The imminent publication of "The Inquiry" was probably a major reason for Kuprin's resignation from the army service in the summer of 1894. "There can be no doubt that the appearance of such a work, written by an officer and signed with his full name, would have had unpleasant consequences for him," the Kuprin scholar Nicholas Luker argued. According to the latter, "The Inquiry is central to Kuprin's development because in Kozlovsky it presents the first in a succession of sensitive young officers at odds with their fellows and painfully aware of the injustice prevalent in the army. That type is continued in figures like Yakhontov of "Pokhod" (The March, 1901), and exemplified by Romashov of The Duel."

==Plot==
Kozlovsky, a young lieutenant in a provincial garrison, is ordered to conduct an inquiry into the theft of a pair of boot tops and thirty-seven kopecks, of which the Tatar Baiguzin is the only suspect. Appealing to the soldier's filial feelings, he extracts a confession from him and as a result the latter is sentenced to a hundred strokes of the birch. Kozlovsky realizes the absurdity of the act: the Tatar boy can barely understand Russian, his confession sounded as if he mechanically repeated the accusations.
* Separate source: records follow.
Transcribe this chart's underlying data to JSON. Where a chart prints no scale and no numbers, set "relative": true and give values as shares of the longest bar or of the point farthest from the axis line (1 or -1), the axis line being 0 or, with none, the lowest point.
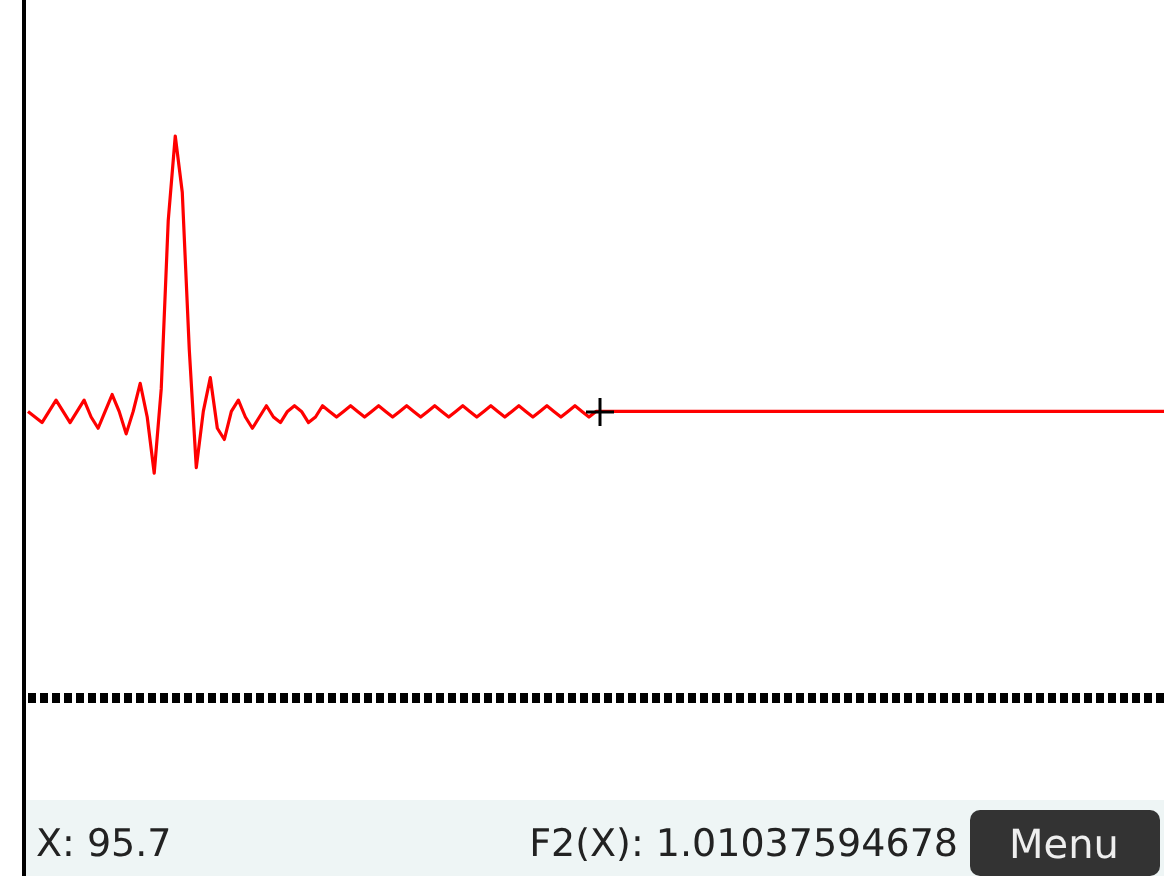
{
  "chart_data": {
    "type": "line",
    "relative": true,
    "categories": [
      null,
      null,
      null,
      null,
      null,
      null,
      null,
      null,
      null,
      null,
      null,
      null,
      null,
      null,
      null,
      null,
      null,
      null,
      null,
      null,
      null,
      null,
      null,
      null,
      null,
      null,
      null,
      null,
      null,
      null,
      null,
      null,
      null,
      null,
      null,
      null,
      null,
      null,
      null,
      null,
      null,
      null,
      null,
      null,
      null,
      null,
      null,
      null,
      null,
      null,
      null,
      null,
      null,
      null,
      null,
      null,
      null,
      null,
      null,
      null,
      null,
      null,
      null,
      null,
      null,
      null,
      null,
      null,
      null,
      null,
      null,
      null,
      null,
      null,
      null,
      null,
      null,
      null,
      null,
      null,
      null,
      null,
      null,
      null,
      null,
      null,
      null,
      null,
      null,
      null,
      null,
      null,
      null,
      null,
      null,
      null,
      null,
      null,
      null,
      null,
      null,
      null,
      null,
      null,
      null,
      null,
      null,
      null,
      null,
      null,
      null,
      null,
      null,
      null,
      null,
      null,
      null,
      null,
      null,
      null,
      null,
      null,
      null,
      null,
      null,
      null,
      null,
      null,
      null,
      null,
      null,
      null,
      null,
      null,
      null,
      null,
      null,
      null,
      null,
      null,
      null,
      null,
      null,
      null,
      null,
      null,
      null,
      null,
      null,
      null,
      null,
      null,
      null,
      null,
      null,
      null,
      null,
      null,
      null,
      null,
      null,
      null,
      null
    ],
    "series": [
      {
        "color": "#ff0000",
        "values": [
          0.51,
          0.5,
          0.49,
          0.51,
          0.53,
          0.51,
          0.49,
          0.51,
          0.53,
          0.5,
          0.48,
          0.51,
          0.54,
          0.51,
          0.47,
          0.51,
          0.56,
          0.5,
          0.4,
          0.55,
          0.85,
          1,
          0.9,
          0.62,
          0.41,
          0.51,
          0.57,
          0.48,
          0.46,
          0.51,
          0.53,
          0.5,
          0.48,
          0.5,
          0.52,
          0.5,
          0.49,
          0.51,
          0.52,
          0.51,
          0.49,
          0.5,
          0.52,
          0.51,
          0.5,
          0.51,
          0.52,
          0.51,
          0.5,
          0.51,
          0.52,
          0.51,
          0.5,
          0.51,
          0.52,
          0.51,
          0.5,
          0.51,
          0.52,
          0.51,
          0.5,
          0.51,
          0.52,
          0.51,
          0.5,
          0.51,
          0.52,
          0.51,
          0.5,
          0.51,
          0.52,
          0.51,
          0.5,
          0.51,
          0.52,
          0.51,
          0.5,
          0.51,
          0.52,
          0.51,
          0.5,
          0.51,
          0.51,
          0.51,
          0.51,
          0.51,
          0.51,
          0.51,
          0.51,
          0.51,
          0.51,
          0.51,
          0.51,
          0.51,
          0.51,
          0.51,
          0.51,
          0.51,
          0.51,
          0.51,
          0.51,
          0.51,
          0.51,
          0.51,
          0.51,
          0.51,
          0.51,
          0.51,
          0.51,
          0.51,
          0.51,
          0.51,
          0.51,
          0.51,
          0.51,
          0.51,
          0.51,
          0.51,
          0.51,
          0.51,
          0.51,
          0.51,
          0.51,
          0.51,
          0.51,
          0.51,
          0.51,
          0.51,
          0.51,
          0.51,
          0.51,
          0.51,
          0.51,
          0.51,
          0.51,
          0.51,
          0.51,
          0.51,
          0.51,
          0.51,
          0.51,
          0.51,
          0.51,
          0.51,
          0.51,
          0.51,
          0.51,
          0.51,
          0.51,
          0.51,
          0.51,
          0.51,
          0.51,
          0.51,
          0.51,
          0.51,
          0.51,
          0.51,
          0.51,
          0.51,
          0.51,
          0.51,
          0.51
        ]
      }
    ],
    "marker": "none",
    "line_style": "solid",
    "annotations": [
      "X: 95.7",
      "F2(X): 1.01037594678",
      "Menu"
    ]
  }
}
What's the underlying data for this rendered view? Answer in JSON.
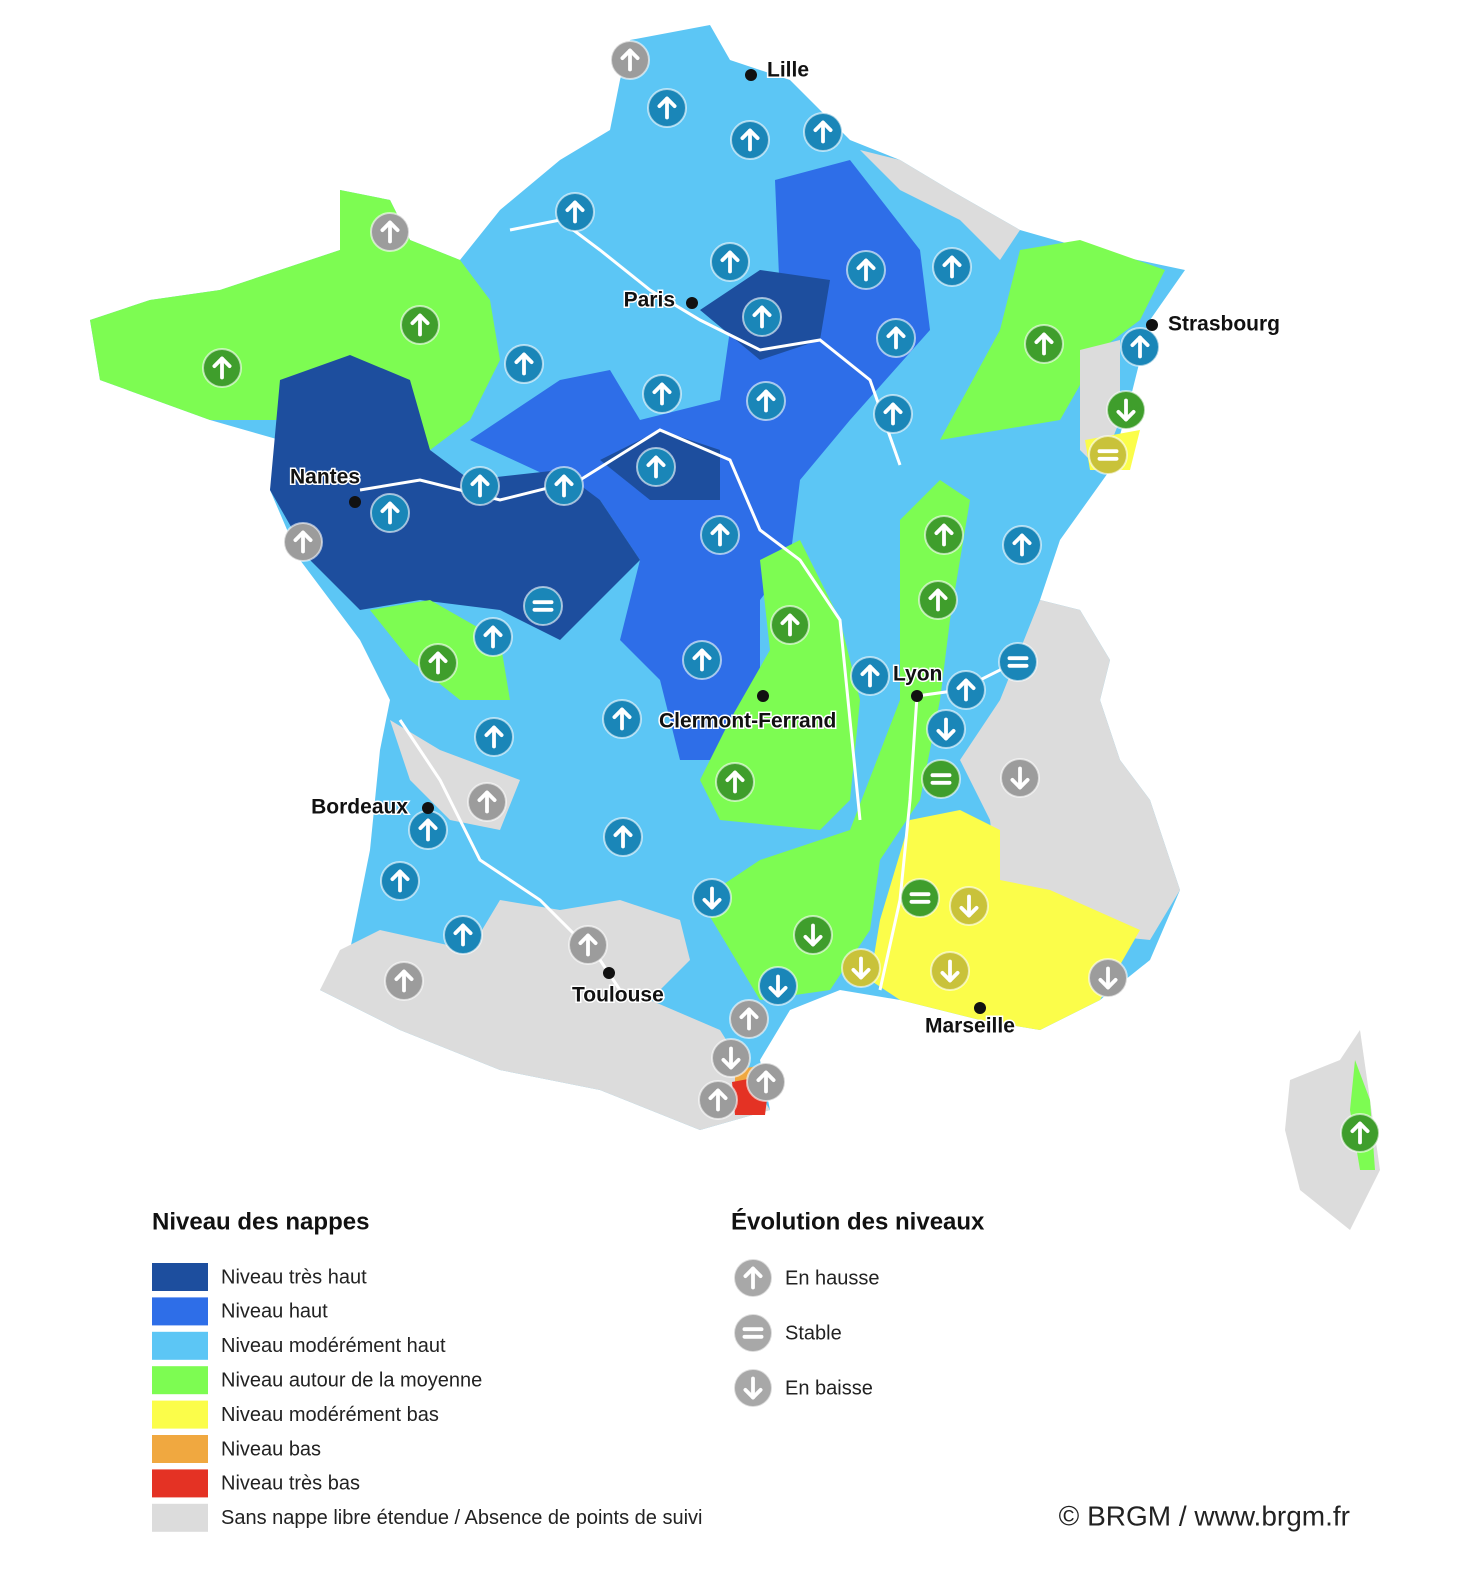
{
  "cities": [
    "Lille",
    "Paris",
    "Strasbourg",
    "Nantes",
    "Clermont-Ferrand",
    "Lyon",
    "Bordeaux",
    "Toulouse",
    "Marseille"
  ],
  "legend_levels": {
    "title": "Niveau des nappes",
    "items": [
      {
        "label": "Niveau très haut",
        "color": "#1d4e9e"
      },
      {
        "label": "Niveau haut",
        "color": "#2e6ee8"
      },
      {
        "label": "Niveau modérément haut",
        "color": "#5cc6f5"
      },
      {
        "label": "Niveau autour de la moyenne",
        "color": "#7dfc52"
      },
      {
        "label": "Niveau modérément bas",
        "color": "#fbfd4a"
      },
      {
        "label": "Niveau bas",
        "color": "#f0a840"
      },
      {
        "label": "Niveau très bas",
        "color": "#e43224"
      },
      {
        "label": "Sans nappe libre étendue / Absence de points de suivi",
        "color": "#dcdcdc"
      }
    ]
  },
  "legend_trend": {
    "title": "Évolution des niveaux",
    "items": [
      "En hausse",
      "Stable",
      "En baisse"
    ]
  },
  "credit": "© BRGM / www.brgm.fr"
}
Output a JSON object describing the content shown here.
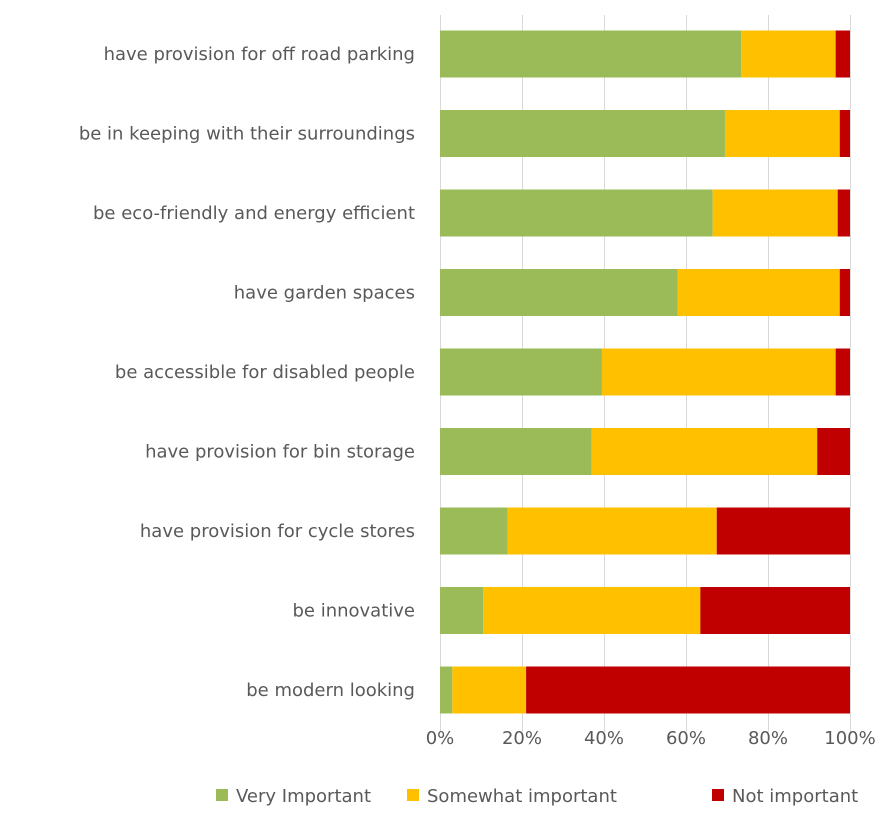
{
  "chart_data": {
    "type": "bar",
    "orientation": "horizontal",
    "stacked": "percent",
    "title": "",
    "xlabel": "",
    "ylabel": "",
    "categories": [
      "have provision for off road parking",
      "be in keeping with their surroundings",
      "be eco-friendly and energy efficient",
      "have garden spaces",
      "be accessible for disabled people",
      "have provision for bin storage",
      "have provision for cycle stores",
      "be innovative",
      "be modern looking"
    ],
    "series": [
      {
        "name": "Very Important",
        "color": "#9BBB59",
        "values": [
          73.5,
          69.5,
          66.5,
          58,
          39.5,
          37,
          16.5,
          10.5,
          3
        ]
      },
      {
        "name": "Somewhat important",
        "color": "#FFC000",
        "values": [
          23,
          28,
          30.5,
          39.5,
          57,
          55,
          51,
          53,
          18
        ]
      },
      {
        "name": "Not important",
        "color": "#C00000",
        "values": [
          3.5,
          2.5,
          3,
          2.5,
          3.5,
          8,
          32.5,
          36.5,
          79
        ]
      }
    ],
    "xlim": [
      0,
      100
    ],
    "xticks": [
      "0%",
      "20%",
      "40%",
      "60%",
      "80%",
      "100%"
    ],
    "xtick_values": [
      0,
      20,
      40,
      60,
      80,
      100
    ],
    "grid": true,
    "legend_position": "bottom"
  }
}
Kozlovsky is horrified by the flogging and appalled at his fellow officers' indifference to what he considers a travesty of justice. Having unwillingly established an irrational spiritual bond with this pathetic childlike creature, he suddenly sees the horrors of the army though Baiguzin's eyes and is now tormented by feelings of guilt. He feels like both a victim to the same indifferent system that sentenced Baiguzin to the rod, and, in a way, an executioner, who had tricked the hapless soldier into somewhat unconvincing 'confession' of totally ridiculous 'crime'.